Wang Shunli, Li Rui, Wu Huayi
State Key Laboratory of Information Engineering in Surveying, Mapping and Remote Sensing, Wuhan University, Wuhan, China; Hubei Luojia Laboratory, Wuhan, China; Collaborative Innovation Center of Geospatial Technology, Wuhan, China.
State Key Laboratory of Information Engineering in Surveying, Mapping and Remote Sensing, Wuhan University, Wuhan, China; Hubei Luojia Laboratory, Wuhan, China; Collaborative Innovation Center of Geospatial Technology, Wuhan, China.
Comput Methods Programs Biomed. 2023 May;233:107474. doi: 10.1016/j.cmpb.2023.107474. Epub 2023 Mar 11.
With the rapid development of information dissemination technology, the amount of events information contained in massive texts now far exceeds the intuitive cognition of humans, and it is hard to understand the progress of events in order of time. Temporal information runs through the whole process of beginning, proceeding, and ending of events, and plays an important role in many natural language processing applications, such as information extraction, question answering, and text summary. Accurately extracting temporal information from Chinese texts and automatically mapping the temporal expressions in natural language to the time axis are crucial to understanding the development of events and dynamic changes in them.
This study proposes a method integrating machine learning with linguistic features (IMLLF) for extraction and normalization of temporal expressions in Chinese texts to achieve the above objectives. Linguistic features are constructed by analyzing the expression rules of temporal information, and are combined with machine learning to map the natural language form of time onto a one-dimensional timeline. The web text dataset we build is divided into five parts for five-fold cross-validation, to compare the influence of different combinations of linguistic features and different methods. In the open medical dialog dataset, based on the training model obtained from the web text dataset, 200 disease descriptions are randomly selected each time for three rounds of experiments.

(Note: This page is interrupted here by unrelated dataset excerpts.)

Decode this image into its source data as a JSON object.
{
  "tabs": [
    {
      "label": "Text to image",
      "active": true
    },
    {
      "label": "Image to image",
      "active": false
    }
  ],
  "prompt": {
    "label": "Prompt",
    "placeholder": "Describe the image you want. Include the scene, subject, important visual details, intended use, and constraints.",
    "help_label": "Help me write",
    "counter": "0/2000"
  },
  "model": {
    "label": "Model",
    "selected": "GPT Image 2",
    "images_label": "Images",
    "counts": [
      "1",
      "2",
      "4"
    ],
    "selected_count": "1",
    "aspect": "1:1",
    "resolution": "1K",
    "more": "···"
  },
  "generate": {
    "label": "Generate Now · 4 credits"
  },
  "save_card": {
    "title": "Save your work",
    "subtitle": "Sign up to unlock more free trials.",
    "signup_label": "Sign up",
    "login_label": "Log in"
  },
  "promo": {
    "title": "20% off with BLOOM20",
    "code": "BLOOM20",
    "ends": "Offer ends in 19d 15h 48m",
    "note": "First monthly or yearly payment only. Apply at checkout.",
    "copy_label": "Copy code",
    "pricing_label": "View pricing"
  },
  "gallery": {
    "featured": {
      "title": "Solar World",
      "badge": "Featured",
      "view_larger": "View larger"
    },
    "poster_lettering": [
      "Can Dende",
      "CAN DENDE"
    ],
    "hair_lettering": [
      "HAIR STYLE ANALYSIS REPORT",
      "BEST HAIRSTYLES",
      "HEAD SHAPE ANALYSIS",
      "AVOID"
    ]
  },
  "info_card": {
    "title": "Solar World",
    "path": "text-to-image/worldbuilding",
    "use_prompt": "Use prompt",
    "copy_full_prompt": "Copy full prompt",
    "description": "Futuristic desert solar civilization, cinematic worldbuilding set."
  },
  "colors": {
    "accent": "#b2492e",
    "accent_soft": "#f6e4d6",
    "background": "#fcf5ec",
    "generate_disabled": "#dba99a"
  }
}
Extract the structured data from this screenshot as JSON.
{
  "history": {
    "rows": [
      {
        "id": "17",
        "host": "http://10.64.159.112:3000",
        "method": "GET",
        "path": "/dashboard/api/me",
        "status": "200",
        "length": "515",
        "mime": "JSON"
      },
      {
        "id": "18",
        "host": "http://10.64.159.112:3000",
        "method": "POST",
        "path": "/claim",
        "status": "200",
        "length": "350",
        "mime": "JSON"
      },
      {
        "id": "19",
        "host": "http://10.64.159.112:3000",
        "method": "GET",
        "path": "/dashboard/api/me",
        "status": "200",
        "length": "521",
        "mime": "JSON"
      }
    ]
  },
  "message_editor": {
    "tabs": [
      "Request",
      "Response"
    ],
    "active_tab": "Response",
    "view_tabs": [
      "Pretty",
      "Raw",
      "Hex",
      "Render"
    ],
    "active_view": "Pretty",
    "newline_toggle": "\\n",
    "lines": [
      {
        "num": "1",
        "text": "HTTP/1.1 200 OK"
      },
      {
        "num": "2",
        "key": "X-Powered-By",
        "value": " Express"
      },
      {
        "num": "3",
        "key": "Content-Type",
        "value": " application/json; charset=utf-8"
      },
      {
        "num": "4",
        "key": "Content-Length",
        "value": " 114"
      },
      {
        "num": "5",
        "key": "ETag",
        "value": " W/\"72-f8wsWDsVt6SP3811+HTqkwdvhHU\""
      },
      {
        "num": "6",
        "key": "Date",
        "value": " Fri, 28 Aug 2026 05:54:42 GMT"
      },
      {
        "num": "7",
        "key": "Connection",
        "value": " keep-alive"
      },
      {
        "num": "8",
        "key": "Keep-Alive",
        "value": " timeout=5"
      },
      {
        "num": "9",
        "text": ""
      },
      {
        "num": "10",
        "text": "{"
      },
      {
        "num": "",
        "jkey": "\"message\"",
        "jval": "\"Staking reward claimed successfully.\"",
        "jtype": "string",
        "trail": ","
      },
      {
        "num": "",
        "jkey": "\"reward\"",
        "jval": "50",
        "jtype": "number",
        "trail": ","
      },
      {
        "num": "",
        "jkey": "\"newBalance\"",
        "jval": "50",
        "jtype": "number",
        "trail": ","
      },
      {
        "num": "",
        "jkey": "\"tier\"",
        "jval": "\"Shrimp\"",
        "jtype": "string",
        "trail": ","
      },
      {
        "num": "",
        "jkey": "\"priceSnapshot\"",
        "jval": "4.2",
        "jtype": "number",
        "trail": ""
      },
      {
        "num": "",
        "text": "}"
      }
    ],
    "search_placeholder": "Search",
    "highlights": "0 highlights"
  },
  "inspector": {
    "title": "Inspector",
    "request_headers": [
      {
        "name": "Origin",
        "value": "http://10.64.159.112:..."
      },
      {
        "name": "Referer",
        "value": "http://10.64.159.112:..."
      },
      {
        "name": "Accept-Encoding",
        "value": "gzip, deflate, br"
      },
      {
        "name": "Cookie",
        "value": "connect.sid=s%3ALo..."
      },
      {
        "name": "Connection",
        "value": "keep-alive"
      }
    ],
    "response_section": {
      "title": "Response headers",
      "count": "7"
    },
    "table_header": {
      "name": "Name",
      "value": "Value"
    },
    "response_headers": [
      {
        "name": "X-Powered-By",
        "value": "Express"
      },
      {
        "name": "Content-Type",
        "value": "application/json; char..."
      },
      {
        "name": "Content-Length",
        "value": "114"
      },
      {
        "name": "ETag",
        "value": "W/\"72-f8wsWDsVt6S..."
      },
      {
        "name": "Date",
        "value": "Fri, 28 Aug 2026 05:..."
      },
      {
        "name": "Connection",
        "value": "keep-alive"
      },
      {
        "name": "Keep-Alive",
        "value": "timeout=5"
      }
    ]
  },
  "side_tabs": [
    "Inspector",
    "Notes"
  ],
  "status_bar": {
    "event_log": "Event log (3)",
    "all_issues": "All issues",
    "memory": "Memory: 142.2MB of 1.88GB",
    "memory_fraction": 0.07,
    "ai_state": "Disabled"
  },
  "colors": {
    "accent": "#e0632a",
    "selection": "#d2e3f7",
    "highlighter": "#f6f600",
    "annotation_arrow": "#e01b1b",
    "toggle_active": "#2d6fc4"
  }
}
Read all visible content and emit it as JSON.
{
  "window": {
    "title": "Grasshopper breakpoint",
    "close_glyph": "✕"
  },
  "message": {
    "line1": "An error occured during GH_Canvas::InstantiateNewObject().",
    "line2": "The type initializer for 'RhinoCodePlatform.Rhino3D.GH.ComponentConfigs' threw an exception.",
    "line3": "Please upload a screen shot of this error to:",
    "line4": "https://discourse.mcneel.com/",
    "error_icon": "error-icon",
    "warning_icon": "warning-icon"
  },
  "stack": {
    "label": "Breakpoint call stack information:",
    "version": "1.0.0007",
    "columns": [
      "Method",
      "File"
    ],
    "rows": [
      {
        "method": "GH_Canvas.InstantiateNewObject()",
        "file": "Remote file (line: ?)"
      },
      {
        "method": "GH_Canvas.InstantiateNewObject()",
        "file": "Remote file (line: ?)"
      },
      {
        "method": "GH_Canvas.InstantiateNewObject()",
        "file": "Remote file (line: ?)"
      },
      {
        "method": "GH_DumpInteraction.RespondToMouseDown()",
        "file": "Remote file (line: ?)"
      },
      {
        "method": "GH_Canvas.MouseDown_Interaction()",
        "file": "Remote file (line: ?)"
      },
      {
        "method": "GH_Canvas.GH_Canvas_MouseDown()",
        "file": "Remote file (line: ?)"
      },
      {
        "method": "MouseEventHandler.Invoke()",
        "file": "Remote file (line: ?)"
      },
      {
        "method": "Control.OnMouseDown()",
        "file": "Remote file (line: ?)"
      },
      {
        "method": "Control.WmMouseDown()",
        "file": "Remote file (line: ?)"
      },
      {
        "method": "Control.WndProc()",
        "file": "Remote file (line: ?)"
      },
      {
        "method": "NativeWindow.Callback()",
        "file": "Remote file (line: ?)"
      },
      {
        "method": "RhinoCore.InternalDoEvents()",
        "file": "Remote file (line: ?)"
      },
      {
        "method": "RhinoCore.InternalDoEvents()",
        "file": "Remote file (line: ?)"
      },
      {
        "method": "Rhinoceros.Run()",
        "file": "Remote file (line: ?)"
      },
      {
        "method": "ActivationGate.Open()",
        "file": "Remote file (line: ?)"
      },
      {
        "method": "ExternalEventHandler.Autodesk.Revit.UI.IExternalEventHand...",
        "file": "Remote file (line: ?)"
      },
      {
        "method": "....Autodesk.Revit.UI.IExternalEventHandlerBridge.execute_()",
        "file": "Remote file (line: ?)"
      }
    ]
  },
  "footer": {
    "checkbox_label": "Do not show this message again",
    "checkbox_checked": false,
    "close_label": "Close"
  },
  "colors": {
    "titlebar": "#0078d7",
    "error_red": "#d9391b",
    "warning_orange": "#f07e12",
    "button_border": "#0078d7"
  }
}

The F1 of multi-feature fusion is 95.2%, which is better than the single-feature and double-feature combination. The results of experiments showed that the proposed IMLLF method can improve the accuracy of recognition of temporal information in Chinese to a greater extent than classical methods, with an F1-score of over 95% on the web text dataset and medical conversation dataset. In terms of the normalization of time expressions, the accuracy of the IMLLF method is higher than 93%.
IMLLF has better results in extracting and normalizing time expressions on the web text dataset and the medical conversation dataset, which verifies the universality of IMLLF to identify and quantify temporal information. IMLLF method can accurately map the time information to the time axis, which is convenient for doctors to intuitively see when and what happened to the patient, and helps to make better medical decisions.
随着信息传播技术的飞速发展,海量文本中包含的事件信息量如今已远远超出人类的直观认知,难以按时间顺序理解事件的进展。时间信息贯穿事件从开始、进行到结束的全过程,在许多自然语言处理应用中发挥着重要作用,如信息抽取、问答和文本摘要。从中文文本中准确提取时间信息并将自然语言中的时间表达式自动映射到时间轴上,对于理解事件的发展及其动态变化至关重要。
本研究提出一种将机器学习与语言特征相结合的方法(IMLLF),用于中文文本中时间表达式的提取和规范化,以实现上述目标。通过分析时间信息的表达规则构建语言特征,并与机器学习相结合,将时间的自然语言形式映射到一维时间轴上。我们构建的网络文本数据集分为五个部分进行五折交叉验证,以比较不同语言特征组合和不同方法的影响。在开放医学对话数据集中,基于从网络文本数据集获得的训练模型,每次随机选择200个疾病描述进行三轮实验。
多特征融合的F1值为95.2%,优于单特征和双特征组合。实验结果表明,所提出的IMLLF方法比经典方法能在更大程度上提高中文时间信息识别的准确性,在网络文本数据集和医学对话数据集上的F1分数超过95%。在时间表达式规范化方面,IMLLF方法的准确率高于93%。
IMLLF在网络文本数据集和医学对话数据集上的时间表达式提取和规范化方面有较好的结果,验证了IMLLF识别和量化时间信息的通用性。IMLLF方法能将时间信息准确映射到时间轴上,便于医生直观地了解患者何时发生了什么情况,有助于做出更好的医疗决策。